What did you learn that someone new to this part of the project will have to know?

Other tasks that are part of working a sub-task

  • add to the Google sheet
  • make notes about what was tricky, to share with folks who may have to work with it later
  • add and update tests: unit and System.

Uses xpath in Python on CCDA example files.

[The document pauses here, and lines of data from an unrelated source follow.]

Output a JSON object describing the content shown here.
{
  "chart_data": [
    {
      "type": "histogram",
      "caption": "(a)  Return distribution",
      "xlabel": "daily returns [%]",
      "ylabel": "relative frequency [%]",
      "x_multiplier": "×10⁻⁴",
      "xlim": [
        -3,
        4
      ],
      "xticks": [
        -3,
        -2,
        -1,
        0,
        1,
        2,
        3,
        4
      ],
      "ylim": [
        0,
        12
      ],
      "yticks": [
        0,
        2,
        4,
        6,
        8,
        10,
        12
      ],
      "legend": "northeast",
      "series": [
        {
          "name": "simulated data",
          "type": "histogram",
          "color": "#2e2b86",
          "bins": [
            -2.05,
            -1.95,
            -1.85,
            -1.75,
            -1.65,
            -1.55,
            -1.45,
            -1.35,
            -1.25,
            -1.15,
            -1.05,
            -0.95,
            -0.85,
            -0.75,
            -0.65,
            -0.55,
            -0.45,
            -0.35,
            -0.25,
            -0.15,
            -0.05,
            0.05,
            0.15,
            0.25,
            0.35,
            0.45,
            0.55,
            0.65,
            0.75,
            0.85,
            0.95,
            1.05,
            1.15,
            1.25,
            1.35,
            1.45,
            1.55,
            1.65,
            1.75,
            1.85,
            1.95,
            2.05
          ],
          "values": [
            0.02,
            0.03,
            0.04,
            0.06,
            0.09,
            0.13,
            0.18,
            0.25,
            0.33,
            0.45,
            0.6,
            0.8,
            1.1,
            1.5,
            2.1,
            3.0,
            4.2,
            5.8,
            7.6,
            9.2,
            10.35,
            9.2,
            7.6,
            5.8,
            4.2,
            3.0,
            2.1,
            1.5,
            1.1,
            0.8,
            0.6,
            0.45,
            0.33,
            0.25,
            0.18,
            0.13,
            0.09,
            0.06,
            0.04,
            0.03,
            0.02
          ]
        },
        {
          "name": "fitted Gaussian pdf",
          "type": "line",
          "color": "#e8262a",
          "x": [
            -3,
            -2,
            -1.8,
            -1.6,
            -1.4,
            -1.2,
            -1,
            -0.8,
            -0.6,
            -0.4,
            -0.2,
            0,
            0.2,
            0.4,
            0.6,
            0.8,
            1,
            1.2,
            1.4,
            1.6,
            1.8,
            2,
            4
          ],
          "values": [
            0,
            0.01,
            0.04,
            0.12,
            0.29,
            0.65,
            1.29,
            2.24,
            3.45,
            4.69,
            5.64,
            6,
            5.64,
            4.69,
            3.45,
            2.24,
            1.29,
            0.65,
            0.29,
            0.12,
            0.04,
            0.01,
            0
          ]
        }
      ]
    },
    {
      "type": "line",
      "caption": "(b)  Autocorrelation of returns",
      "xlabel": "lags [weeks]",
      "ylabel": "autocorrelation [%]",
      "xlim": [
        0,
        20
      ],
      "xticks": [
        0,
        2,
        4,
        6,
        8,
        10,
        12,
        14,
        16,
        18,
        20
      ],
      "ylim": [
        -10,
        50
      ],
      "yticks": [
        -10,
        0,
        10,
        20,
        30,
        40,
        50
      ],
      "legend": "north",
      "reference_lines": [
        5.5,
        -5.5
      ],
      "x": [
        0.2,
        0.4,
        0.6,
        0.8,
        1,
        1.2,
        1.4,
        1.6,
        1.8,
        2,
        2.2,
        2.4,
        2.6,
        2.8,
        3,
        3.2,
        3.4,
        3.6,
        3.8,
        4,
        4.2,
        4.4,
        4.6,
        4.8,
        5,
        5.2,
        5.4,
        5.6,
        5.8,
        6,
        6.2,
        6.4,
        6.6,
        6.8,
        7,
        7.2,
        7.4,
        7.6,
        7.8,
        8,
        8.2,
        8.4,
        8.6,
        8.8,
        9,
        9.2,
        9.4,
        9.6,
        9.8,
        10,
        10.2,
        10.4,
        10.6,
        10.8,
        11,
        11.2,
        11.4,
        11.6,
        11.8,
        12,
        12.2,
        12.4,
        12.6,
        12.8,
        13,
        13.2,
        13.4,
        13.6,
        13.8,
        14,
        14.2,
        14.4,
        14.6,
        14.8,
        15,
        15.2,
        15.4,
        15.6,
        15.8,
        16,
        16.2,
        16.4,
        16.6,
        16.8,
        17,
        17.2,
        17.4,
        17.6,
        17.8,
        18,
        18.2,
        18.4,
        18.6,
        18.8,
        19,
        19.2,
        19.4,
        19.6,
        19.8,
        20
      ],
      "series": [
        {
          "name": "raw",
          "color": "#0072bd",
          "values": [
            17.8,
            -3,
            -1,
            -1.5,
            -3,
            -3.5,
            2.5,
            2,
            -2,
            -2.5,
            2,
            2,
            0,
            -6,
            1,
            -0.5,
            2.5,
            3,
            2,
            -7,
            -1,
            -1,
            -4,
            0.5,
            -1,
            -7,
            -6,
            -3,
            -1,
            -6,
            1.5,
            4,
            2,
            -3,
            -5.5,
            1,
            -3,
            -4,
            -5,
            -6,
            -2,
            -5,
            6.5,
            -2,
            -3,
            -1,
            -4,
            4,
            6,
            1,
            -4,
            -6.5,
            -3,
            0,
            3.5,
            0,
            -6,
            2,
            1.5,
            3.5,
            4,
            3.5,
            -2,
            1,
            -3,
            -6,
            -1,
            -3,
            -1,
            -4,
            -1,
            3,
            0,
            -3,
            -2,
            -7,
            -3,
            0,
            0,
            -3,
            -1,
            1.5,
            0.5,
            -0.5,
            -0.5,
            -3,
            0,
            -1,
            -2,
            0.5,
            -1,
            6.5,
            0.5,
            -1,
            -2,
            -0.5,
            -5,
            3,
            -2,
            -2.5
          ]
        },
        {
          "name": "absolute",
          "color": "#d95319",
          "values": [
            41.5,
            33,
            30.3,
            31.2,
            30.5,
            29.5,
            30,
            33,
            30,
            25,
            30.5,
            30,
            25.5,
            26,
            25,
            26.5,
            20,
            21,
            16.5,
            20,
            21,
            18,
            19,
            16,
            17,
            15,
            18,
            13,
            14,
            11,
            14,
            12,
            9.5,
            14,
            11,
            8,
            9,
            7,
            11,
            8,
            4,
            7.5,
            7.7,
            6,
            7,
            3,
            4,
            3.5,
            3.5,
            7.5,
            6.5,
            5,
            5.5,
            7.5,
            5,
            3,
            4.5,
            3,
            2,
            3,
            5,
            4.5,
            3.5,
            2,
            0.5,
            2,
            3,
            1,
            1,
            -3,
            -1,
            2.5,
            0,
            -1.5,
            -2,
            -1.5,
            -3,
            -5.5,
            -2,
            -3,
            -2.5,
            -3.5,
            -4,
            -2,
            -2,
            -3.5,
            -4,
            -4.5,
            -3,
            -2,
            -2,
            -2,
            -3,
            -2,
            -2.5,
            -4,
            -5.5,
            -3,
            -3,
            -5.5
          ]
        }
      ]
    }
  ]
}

https://www.w3.org/TR/xpath-31/

  • Design Doc.s / Sheets
    • CCDA-to-OMOP Coarse. Maps out CCDA sectiont to OMOP domains
    • CCDA-to-OMOP Fine. One tab per section, mapping at the field or attribute level. Both have copius links into the HL7 documentation.

ToDo

  • High Level Mapping
    • Consider the templates and which are used in the different kinds of documents, re-used? don't want copy-pasta code
    • How will we know patients from different sources are the same one? maybe the IDs match, maybe it's a Databant-style linking thing
    • visits
    • show OMOP schema in more detail, esp nullable fields that we don't populate (see OMOP classes below)
    • similarly, show the remaining fields in CCDA that we don't mine
  • Code
    • OMOP classes
      • show the schema including NULLable, and type
      • check PK FK relationships
      • observation IDs are not unique to the individual concepts and values!
      • output a dictionary to a (OMOP) table
    • CCDA Document classes with section methods
      • a/o 2024-03-19 there is a test for CCD in main.py
    • Factory method for the document class based on document type
    • a driver for consuming volumes of documents so we can get an inkling of performance time and cost
    • manage template ids across parsing like sections of different documents
      • document templates are checked at top (main for now)
      • observation type template ids are searched for, and checked that way.
    • consider structure of classes in event of parsing the same OMOP entity out of multiple CCDA sections.
    • build a parsing report mechanism that describes outright exceptions, or unexpected deviations like different template IDs or multiple values for things? ...does it need it's own ontology?
      • also build a separate or integrated analsyis report with quantities described under Analysis below
  • Code Nits/Bugs
    • what do root and extension mean in HL7 CCDA?
    • exceptions for null concept lookups
    • check/throw cardinality of subsections like addresses and observations
    • namespaces in xpath
    • value types in observation for value_as_string etc., 'PQ' (physical quantity), 'ST' (character string), etc.
    • map from HL7 codeSystem OIDs to OMOP vocabulary_id
    • name HL7 codeSystems correctly, not vocabulary_id
    • use a real concept table, like in a database
    • ISSUE: observation IDs are not unique to the individual concepts and values!
  • Analysis
    • assess amount of (structured) vs (non structured) plain text content
    • codeSystem vocabularies and OMOP mappings
    • how the "root" tells what kind of an ID you have, ID mapping and linking
    • metrics per person, per person/day, per person/day/concept
  • Deployment
    • Run in Foundry, maintain ability to run locally
    • integrate with Founddry OMOP domain tables, maintain local
    • integrate with OMOP vocabulary instead of the small local hack here, maintain local postrgres OMOP concept table too
  • S/W Eng.
    • type annotations
    • test harness
    • we have, 2024-03-19, a very basic workflow that compares expected output to what the latest code outputs.
      • just_run.yml and tests/expeted_output
    • unit tests: date conversion, template Id snarfing, anyting in util.py
    • per doc. tests: keep expected output from specific documents handy and have a harness comopare a build's output to what we have, edit and justify deviation as development progresses.
  • Design
    • maintain focus on readability, not just for code maintainability, but to keep the mapping easy to see

Design

A major goal of this effort is to keep the structure mapping from CCDA structures to OMOP tables easily visible, while keeping the infrastructure simple.

Another goal should be to fail visibly while in a development phase, rather than making assumptions and masking over irregularities for the illusion of a clean run.